Benjamin Franklin Wedekind, the iconoclastic author of “Spring Awakening” and the Lulu plays, had trouble deciding whether he was German or American. His parents, a gynecologist and a singer, were German expatriates who met and were married in San Francisco, then returned to Germany just before Wedekind was born in 1864. Although he never set foot in America, he purveyed a vaguely American style, going by Frank and adopting a streetwise look. Scholarship suggests that his attitude toward his lost homeland wavered between admiration and contempt: he prized the ideal of a free, open society, yet excoriated the greed and folly to which that society seemed prone. His work remains relevant.

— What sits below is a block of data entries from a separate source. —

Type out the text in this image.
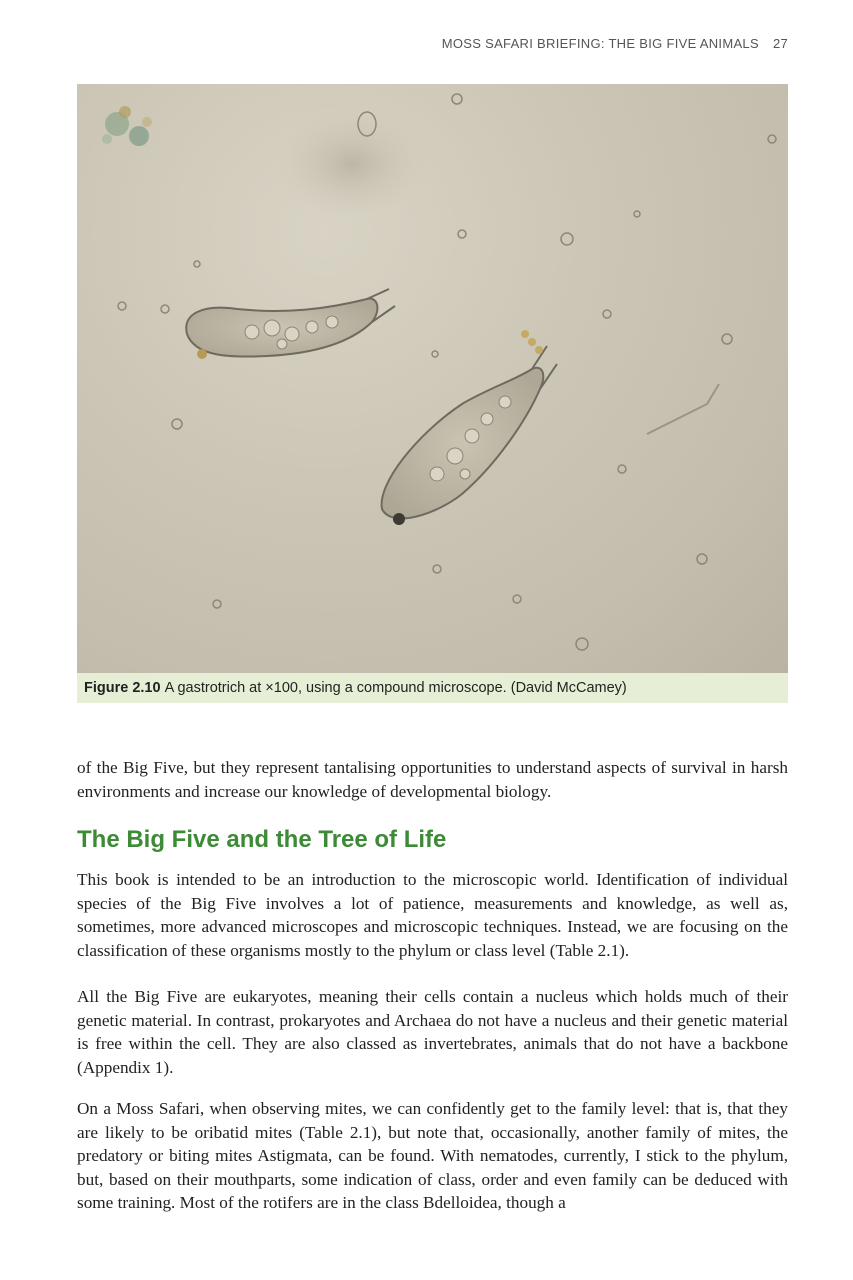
MOSS SAFARI BRIEFING: THE BIG FIVE ANIMALS 27
Figure 2.10 A gastrotrich at ×100, using a compound microscope. (David McCamey)

of the Big Five, but they represent tantalising opportunities to understand aspects of survival in harsh environments and increase our knowledge of developmental biology.

The Big Five and the Tree of Life

This book is intended to be an introduction to the microscopic world. Identification of individual species of the Big Five involves a lot of patience, measurements and knowledge, as well as, sometimes, more advanced microscopes and microscopic techniques. Instead, we are focusing on the classification of these organisms mostly to the phylum or class level (Table 2.1).

All the Big Five are eukaryotes, meaning their cells contain a nucleus which holds much of their genetic material. In contrast, prokaryotes and Archaea do not have a nucleus and their genetic material is free within the cell. They are also classed as invertebrates, animals that do not have a backbone (Appendix 1).

On a Moss Safari, when observing mites, we can confidently get to the family level: that is, that they are likely to be oribatid mites (Table 2.1), but note that, occasionally, another family of mites, the predatory or biting mites Astigmata, can be found. With nematodes, currently, I stick to the phylum, but, based on their mouthparts, some indication of class, order and even family can be deduced with some training. Most of the rotifers are in the class Bdelloidea, though a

The Metropolitan Opera is presenting a new production, by the South African artist William Kentridge, of Alban Berg’s 1935 masterpiece “Lulu,” while Steven Sater and Duncan Sheik’s 2006 musical adaptation of “Spring Awakening” is back on Broadway, in a version by the Los Angeles company Deaf West. In both works, as in the source plays, characters speak of fleeing to America as disaster looms. Countess Geschwitz, Lulu’s lesbian friend, proposes that they abscond across the ocean; the flailing schoolboy Moritz Stiefel begs for money to make the trip. America is the final illusion of sinking souls.